An apple, a yogurt, a chocolate bar and a sandwich- that has been my lunch every day since I switched from mother's milk to solid food.
Ten months ago, I moved to Beijing. It took me just a day or two to recover from the jetlag - in all but one sense. Every lunchtime left me feeling thoroughly scrambled.
It wasn't that I didn't love the mountains of sticky gongbao jiding, the silky tofu in its clear broth or the fish heads gazing balefully up at me from their bed of chilies. But, somehow, the midday noodles and rice were throwing my body clock off kilter. I couldn't shake off that central part of my daily routine. Where was I to get a sandwich in Beijing?
At first, I resorted to a certain multinational sandwich chain. With every bite of stodgy bread, soggy salad and plastic cheese, I felt a sense of disappointment in myself. I had come to China to experience things, and here I was eating Subway.

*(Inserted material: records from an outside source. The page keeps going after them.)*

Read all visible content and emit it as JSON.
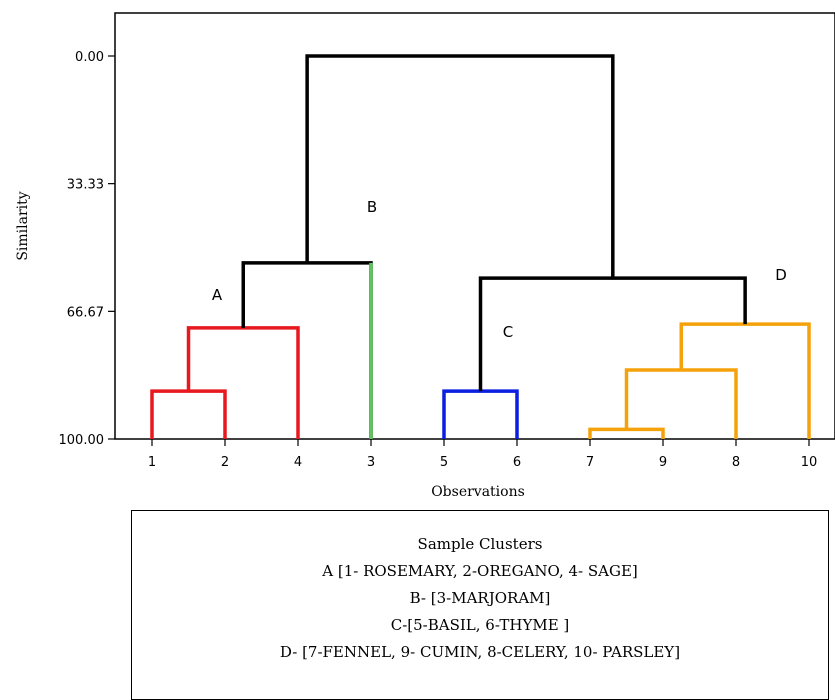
{
  "chart_data": {
    "type": "dendrogram",
    "xlabel": "Observations",
    "ylabel": "Similarity",
    "yticks": [
      "0.00",
      "33.33",
      "66.67",
      "100.00"
    ],
    "ylim": [
      0,
      100
    ],
    "leaf_order": [
      "1",
      "2",
      "4",
      "3",
      "5",
      "6",
      "7",
      "9",
      "8",
      "10"
    ],
    "merges": [
      {
        "left": "1",
        "right": "2",
        "similarity": 87.5,
        "color": "#e8191e"
      },
      {
        "left": "1,2",
        "right": "4",
        "similarity": 71.0,
        "color": "#e8191e"
      },
      {
        "left": "1,2,4",
        "right": "3",
        "similarity": 54.0,
        "color": "#000000"
      },
      {
        "left": "5",
        "right": "6",
        "similarity": 87.5,
        "color": "#0a1fe0"
      },
      {
        "left": "7",
        "right": "9",
        "similarity": 97.5,
        "color": "#f5a20a"
      },
      {
        "left": "7,9",
        "right": "8",
        "similarity": 82.0,
        "color": "#f5a20a"
      },
      {
        "left": "7,9,8",
        "right": "10",
        "similarity": 70.0,
        "color": "#f5a20a"
      },
      {
        "left": "5,6",
        "right": "7,9,8,10",
        "similarity": 58.0,
        "color": "#000000"
      },
      {
        "left": "1,2,4,3",
        "right": "5,6,7,9,8,10",
        "similarity": 0.0,
        "color": "#000000"
      }
    ],
    "leaf_stems": [
      {
        "leaf": "3",
        "color": "#5dc75d"
      }
    ],
    "cluster_labels": [
      "A",
      "B",
      "C",
      "D"
    ]
  },
  "legend": {
    "title": "Sample Clusters",
    "lines": [
      "A [1- ROSEMARY, 2-OREGANO, 4- SAGE]",
      "B- [3-MARJORAM]",
      "C-[5-BASIL, 6-THYME ]",
      "D- [7-FENNEL, 9- CUMIN, 8-CELERY, 10- PARSLEY]"
    ]
  }
}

After a few weeks that disappointment, coupled with several dozen Meatball Marinaras and Veggie Delites, began to weigh too heavily on my mind and my stomach. I became determined to go local and have lunch. My quest for a Chinese sandwich began.
The first problem was bread. In Britain and Europe, bread is crunchy on the outside, soft inside, salty and (if it's the pretentious artisan stuff upon which every North London resident thrives) studded with all kinds of fibrous, anti-heart-attack grains.
In China, bread is rarely any of these things. The first sliced loaf I bought in the bakery was so sweet that I had to save it until 4 pm and have it with a cuppa as my afternoon tea and cake.
There were more traditional Chinese dough-based offerings, but they, too, ended up falling at some hurdle along the way.
Mantou had the right salty flavor, and the yeasty hum steaming from each one as it was pulled from its metal vat was certainly promising. But the texture was all stodge and no crunch. I briefly experimented with baozi, telling myself that "dough outside, something inside" might be sandwichy enough. But, as with mantou, I couldn't get used to the dampness that lingered with every bite.
I tried thinking a little outside the sandwich box. Jianbing pancakes are ubiquitous in Beijing. With a little imagination, I tried to tell myself, a jianbing could almost be a wrap. I licked chili and unidentified reddish-brown sauce off my fingers and thought, mournfully, "What a tasty, eggy pancake." A pancake isn't bread. It isn't a wrap. It isn't a sandwich.
I tried a xianbing - but was put off by my iPhone dictionary's translation of it as "leek pie".
I tried a roujiamo - I liked the name because it sounded like the James Bond actor "Roger Moore" - but it was more like a burger and too heavy for lunch. Summer is definitely on its way, and I'd like to at least be able to contemplate fitting into my bikini.
Then, one day, I noticed a small, unremarkable restaurant near my house. A man walked out holding a folded piece of bread stuffed with meat and vegetables. Could it be ?
I raced in and grabbed a menu. Near the back I found the picture and an English description: "Donkey meat sandwich".
I hesitated. I'm a great Winnie the Pooh fan and, however miserable Eeyore was, Christopher Robin and his chums would never have resorted to skewering him on a kebab and sticking bits of him into a pitta, without spring onion. But I was too close to resolving my sandwich search to faff about with such sentimentalities. I took a deep breath. "Zhege (this one)," I told the server.
One bite and I knew I had found it. The right crunch, the right softness, juicy meat, not too heavy - the perfect Chinese sandwich. It was as if the delicate sauce and oozing donkey fat were oiling the cogs of my body clock back into action.
The trouble is, the donkey sandwich has become part of my routine. What am I going to do when I'm back in the UK and the clock strikes "donkey sandwich lunchtime"?